If DeFi United raises 100,000 ETH and fully restores rsETH’s backing, it will have demonstrated that DeFi’s social coordination mechanisms can respond to a large scale exploit faster than traditional financial regulators can convene hearings. The exploit happened April 18. The coalition formed April 23. Fundraising was 70% complete by April 25. That is a seven day response cycle for a $292 million crisis across seven independent protocols with no central coordinator.

What the successful rescue does not resolve is the underlying bridge security problem. LayerZero and similar cross chain messaging systems are necessary infrastructure for a multi chain DeFi ecosystem. They are also inherently complex and present novel attack surfaces that single chain protocols do not have. DeFi lost over $600 million to exploits in the first quarter of 2026, with bridge vulnerabilities accounting for the largest share of those losses. Recovering from one exploit does not change the incentive structure that makes bridges attractive targets. It demonstrates that DeFi can survive the damage. Preventing the damage requires changes to how bridge implementations are audited, deployed, and monitored that go beyond what a coalition rescue fund can deliver.

The TCB View

DeFi United is the most significant voluntary self governance response to a protocol exploit since the Ethereum community’s response to the 2016 DAO hack, which ultimately required a hard fork. DeFi United is doing something harder: coordinating across seven competing protocols with no central authority, no governance mandate, and no legal obligation to anyone, in response to a crisis they did not cause.

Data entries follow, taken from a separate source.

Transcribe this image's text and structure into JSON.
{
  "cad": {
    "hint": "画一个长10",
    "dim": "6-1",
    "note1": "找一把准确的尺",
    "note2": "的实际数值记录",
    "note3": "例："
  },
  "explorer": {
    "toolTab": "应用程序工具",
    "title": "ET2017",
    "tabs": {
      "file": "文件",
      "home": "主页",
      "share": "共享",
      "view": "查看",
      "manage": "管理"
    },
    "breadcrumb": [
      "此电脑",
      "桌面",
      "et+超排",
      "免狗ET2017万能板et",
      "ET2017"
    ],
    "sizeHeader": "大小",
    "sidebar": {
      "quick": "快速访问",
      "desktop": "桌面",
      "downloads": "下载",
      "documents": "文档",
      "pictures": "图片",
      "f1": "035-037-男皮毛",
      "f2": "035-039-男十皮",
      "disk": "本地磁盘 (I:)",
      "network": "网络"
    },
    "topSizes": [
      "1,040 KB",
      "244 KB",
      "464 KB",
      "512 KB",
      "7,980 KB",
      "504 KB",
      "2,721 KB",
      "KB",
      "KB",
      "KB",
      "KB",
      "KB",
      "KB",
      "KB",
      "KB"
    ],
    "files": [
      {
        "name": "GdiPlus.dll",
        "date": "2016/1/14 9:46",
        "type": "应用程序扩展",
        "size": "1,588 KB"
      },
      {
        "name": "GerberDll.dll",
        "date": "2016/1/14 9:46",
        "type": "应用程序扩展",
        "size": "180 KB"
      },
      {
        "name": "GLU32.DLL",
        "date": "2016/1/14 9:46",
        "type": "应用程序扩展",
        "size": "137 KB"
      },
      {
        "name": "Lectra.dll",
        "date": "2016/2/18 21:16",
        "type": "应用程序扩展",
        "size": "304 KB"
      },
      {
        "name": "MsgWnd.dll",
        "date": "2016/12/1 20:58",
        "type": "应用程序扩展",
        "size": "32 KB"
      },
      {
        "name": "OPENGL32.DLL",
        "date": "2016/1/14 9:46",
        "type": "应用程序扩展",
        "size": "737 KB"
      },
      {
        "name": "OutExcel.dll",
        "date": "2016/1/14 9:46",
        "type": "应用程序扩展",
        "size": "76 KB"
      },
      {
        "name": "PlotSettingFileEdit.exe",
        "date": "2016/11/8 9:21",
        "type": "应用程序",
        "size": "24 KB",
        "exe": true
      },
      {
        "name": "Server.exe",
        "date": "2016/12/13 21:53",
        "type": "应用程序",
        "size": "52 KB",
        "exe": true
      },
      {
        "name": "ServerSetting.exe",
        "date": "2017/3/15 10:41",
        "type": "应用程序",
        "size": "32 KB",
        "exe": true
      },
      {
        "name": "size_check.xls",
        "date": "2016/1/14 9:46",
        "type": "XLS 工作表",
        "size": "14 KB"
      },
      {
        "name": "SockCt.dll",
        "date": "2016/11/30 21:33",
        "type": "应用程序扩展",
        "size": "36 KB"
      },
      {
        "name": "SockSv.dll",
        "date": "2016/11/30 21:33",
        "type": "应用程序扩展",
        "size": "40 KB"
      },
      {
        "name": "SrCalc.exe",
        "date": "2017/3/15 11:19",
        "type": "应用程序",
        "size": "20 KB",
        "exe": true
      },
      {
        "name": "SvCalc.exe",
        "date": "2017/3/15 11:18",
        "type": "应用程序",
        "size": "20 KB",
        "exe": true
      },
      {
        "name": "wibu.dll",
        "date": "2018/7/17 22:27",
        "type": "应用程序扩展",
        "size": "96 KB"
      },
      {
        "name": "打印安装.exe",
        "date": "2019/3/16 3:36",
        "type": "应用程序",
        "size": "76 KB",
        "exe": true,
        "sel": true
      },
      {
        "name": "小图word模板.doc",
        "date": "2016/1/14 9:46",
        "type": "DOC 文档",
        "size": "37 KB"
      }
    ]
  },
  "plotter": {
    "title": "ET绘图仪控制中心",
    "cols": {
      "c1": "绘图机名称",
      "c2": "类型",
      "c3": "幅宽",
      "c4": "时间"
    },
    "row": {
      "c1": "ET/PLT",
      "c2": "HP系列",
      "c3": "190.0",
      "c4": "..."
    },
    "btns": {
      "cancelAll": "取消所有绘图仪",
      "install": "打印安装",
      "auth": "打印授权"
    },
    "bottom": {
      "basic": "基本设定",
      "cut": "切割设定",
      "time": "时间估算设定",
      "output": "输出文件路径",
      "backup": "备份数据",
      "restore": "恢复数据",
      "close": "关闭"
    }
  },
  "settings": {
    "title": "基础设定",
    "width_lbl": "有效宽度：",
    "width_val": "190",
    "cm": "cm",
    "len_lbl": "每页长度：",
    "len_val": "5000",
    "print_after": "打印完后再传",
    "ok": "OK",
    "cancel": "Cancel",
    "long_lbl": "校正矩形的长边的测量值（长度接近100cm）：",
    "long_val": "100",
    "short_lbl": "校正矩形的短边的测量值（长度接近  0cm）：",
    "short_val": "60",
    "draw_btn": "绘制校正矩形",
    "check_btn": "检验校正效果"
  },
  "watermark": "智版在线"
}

The fact that the coalition reached 70% of its funding target within two days of launching is a genuine signal about DeFi’s social contract. When a core piece of infrastructure fails, the protocols that depend on it have shown they will act collectively to restore it rather than individually protecting their own positions. That is a meaningful maturity signal for an ecosystem that critics have long argued has no accountability structure. The remaining question is structural. How does DeFi prevent the next bridge exploit from requiring another emergency coalition? The security infrastructure for bridge implementations is not keeping pace with the scale of value flowing through them. DeFi United proves the community can respond. The next test is whether it can prevent.